Supreme Court Upholds Tennessee Law Banning Transgender Care for Minors


In United States v. Skrmetti, 605 U.S. ____ (2025), the U.S. Supreme Court held that Tennessee’s law prohibiting certain medical treatments for transgender minors is not subject to heightened scrutiny under the equal protection clause of the 14th Amendment. The Court further held that the law is constitutional under rational basis review.

Table of Contents

Facts of the Case

In 2023, Tennessee joined the growing number of States restricting sex transition treatments for minors by enacting the Prohibition on Medical Procedures Performed on Minors Related to Sexual Identity, Senate Bill 1 (SB1). SB1 prohibits healthcare providers from prescribing, administering, or dispensing puberty blockers or hormones to any minor for the purpose of (1) enabling the minor to identify with, or live as, a purported identity inconsistent with the minor’s biological sex, or (2) treating purported discomfort or distress from a discordance between the minor’s biological sex and asserted identity. At the same time, SB1 permits a healthcare provider to administer puberty blockers or hormones to treat a minor’s congenital defect, precocious puberty, disease, or physical injury.

Three transgender minors, their parents, and a doctor challenged SB1 under the Equal Protection Clause of the Fourteenth Amendment. The District Court partially enjoined SB1, finding that transgender individuals constitute a quasi-suspect class, that SB1 discriminates on the basis of sex and transgender status, and that SB1 was unlikely to survive intermediate scrutiny. The Sixth Circuit Court of Appeals reversed, holding that the law did not trigger heightened scrutiny and satisfied rational basis review.

Supreme Court’s Decision

The Supreme Court affirmed by a vote of 6-3. Chief Justice Roberts wrote on behalf of the majority.

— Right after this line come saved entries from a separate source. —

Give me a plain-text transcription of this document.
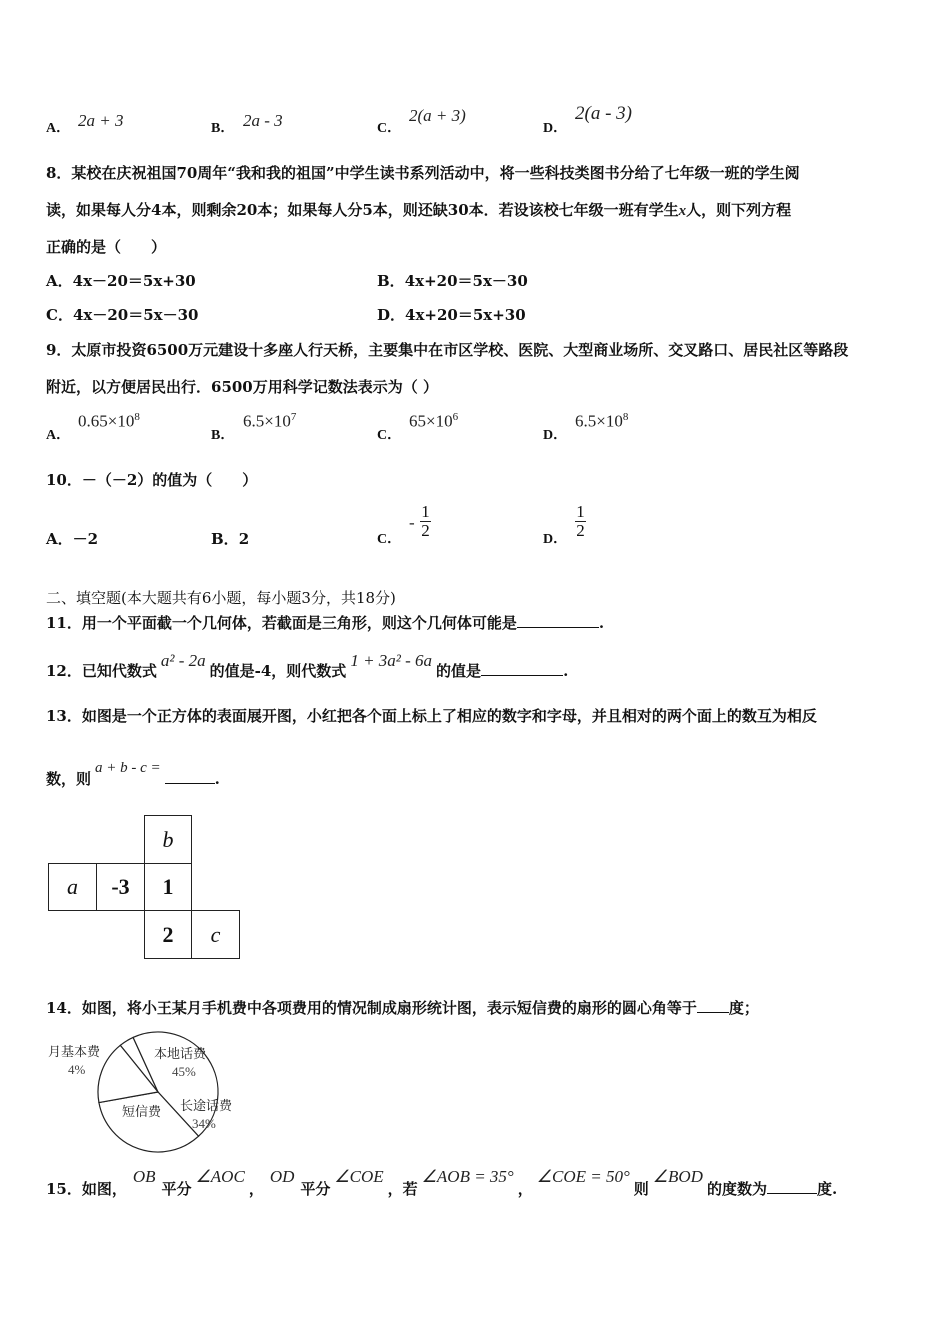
A． 2a + 3	B． 2a - 3	C．
2(a + 3)
D．
2(a - 3)
8．某校在庆祝祖国70周年“我和我的祖国”中学生读书系列活动中，将一些科技类图书分给了七年级一班的学生阅
读，如果每人分4本，则剩余20本；如果每人分5本，则还缺30本．若设该校七年级一班有学生x人，则下列方程
正确的是（　　）
A．4x－20＝5x+30	B．4x+20＝5x－30
C．4x－20＝5x－30	D．4x+20＝5x+30
9．太原市投资6500万元建设十多座人行天桥，主要集中在市区学校、医院、大型商业场所、交叉路口、居民社区等路段
附近，以方便居民出行．6500万用科学记数法表示为（ ）
A．
$0.65\times 10^8$
B．
$6.5\times 10^7$
C．
$65\times 10^6$
D．
$6.5\times 10^8$
10．－（－2）的值为（　　）
A．－2	B．2	C．
-
1
2	D．
1
2
二、填空题(本大题共有6小题，每小题3分，共18分)
11．用一个平面截一个几何体，若截面是三角形，则这个几何体可能是	.
12．已知代数式a² - 2a的值是-4，则代数式1 + 3a² - 6a的值是	.
13．如图是一个正方体的表面展开图，小红把各个面上标上了相应的数字和字母，并且相对的两个面上的数互为相反
数，则a + b - c =.
b
a	-3	1
2	c
14．如图，将小王某月手机费中各项费用的情况制成扇形统计图，表示短信费的扇形的圆心角等于 度；
月基本费
4%
本地话费
45%
长途话费
34%
短信费
15．如图，OB平分∠AOC，OD平分∠COE，若∠AOB = 35°，∠COE = 50°则∠BOD的度数为	度.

The Supreme Court first found that SB1 does not classify on the basis of sex and, thus, is not subject to heightened scrutiny under the Equal Protection Clause. According to Chief Justice Roberts, SB1 instead “prohibits healthcare providers from administering puberty blockers and hormones to minors for certain medical uses, regardless of a minor’s sex.” He further explained:

Both puberty blockers and hormones can be used to treat certain overlapping indications (such as gender dysphoria), and each can be used to treat a range of other conditions. These combinations of drugs and indications give rise to various medical treatments. When, for example, a transgender boy (whose biological sex is female) takes puberty blockers to treat his gender incongruence, he receives a different medical treatment than a boy whose biological sex is male who takes puberty blockers to treat his precocious puberty. SB1, in turn, restricts which of these medical treatments are available to minors: Under SB1, a healthcare provider may administer puberty blockers or hormones to any minor to treat a congenital defect, precocious puberty, disease, or physical injury; a healthcare provider may not administer puberty blockers or hormones to any minor to treat gender dysphoria, gender identity disorder, or gender incongruence. The application of that prohibition does not turn on sex

The Supreme Court also rejected the argument that SB1 warrants heightened scrutiny because it discriminates against transgender individuals as a quasi-suspect class. According to the Court, SB1 includes only two classifications: healthcare providers may not administer puberty blockers or hormones to minors (a classification based on age) to treat gender dysphoria, gender identity disorder, or gender incongruence (a classification based on medical use). “The plaintiffs do not argue that the first classification turns on transgender status, and our case law forecloses any such argument as to the second,” Chief Justice Roberts explained.

The Supreme Court went on to uphold the Tennessee law under the rational basic standard, under which courts must uphold a statutory classification so long as there is “any reasonably conceivable state of facts” that could provide a rational basis for the classification.“Tennessee concluded that there is an ongoing debate among medical experts regarding the risks and benefits associated with administering puberty blockers and hormones to treat gender dysphoria, gender identity disorder, and gender incongruence,” Roberts wrote. “SB1’s ban on such treatments responds directly to that uncertainty.”

Finally, the Court acknowledged the significance of the case, while also noting that its job was only to ensure that the law does not violate the equal protection guarantee of the Fourteenth Amendment. “This case carries with it the weight of fierce scientific and policy debates about the safety, efficacy, and propriety of medical treatments in an evolving field. The voices in these debates raise sincere concerns; the implications for all are profound,” Chief Justice Roberts wrote. “The Equal Protection Clause does not resolve these disagreements. Nor does it afford us license to decide them as we see best.”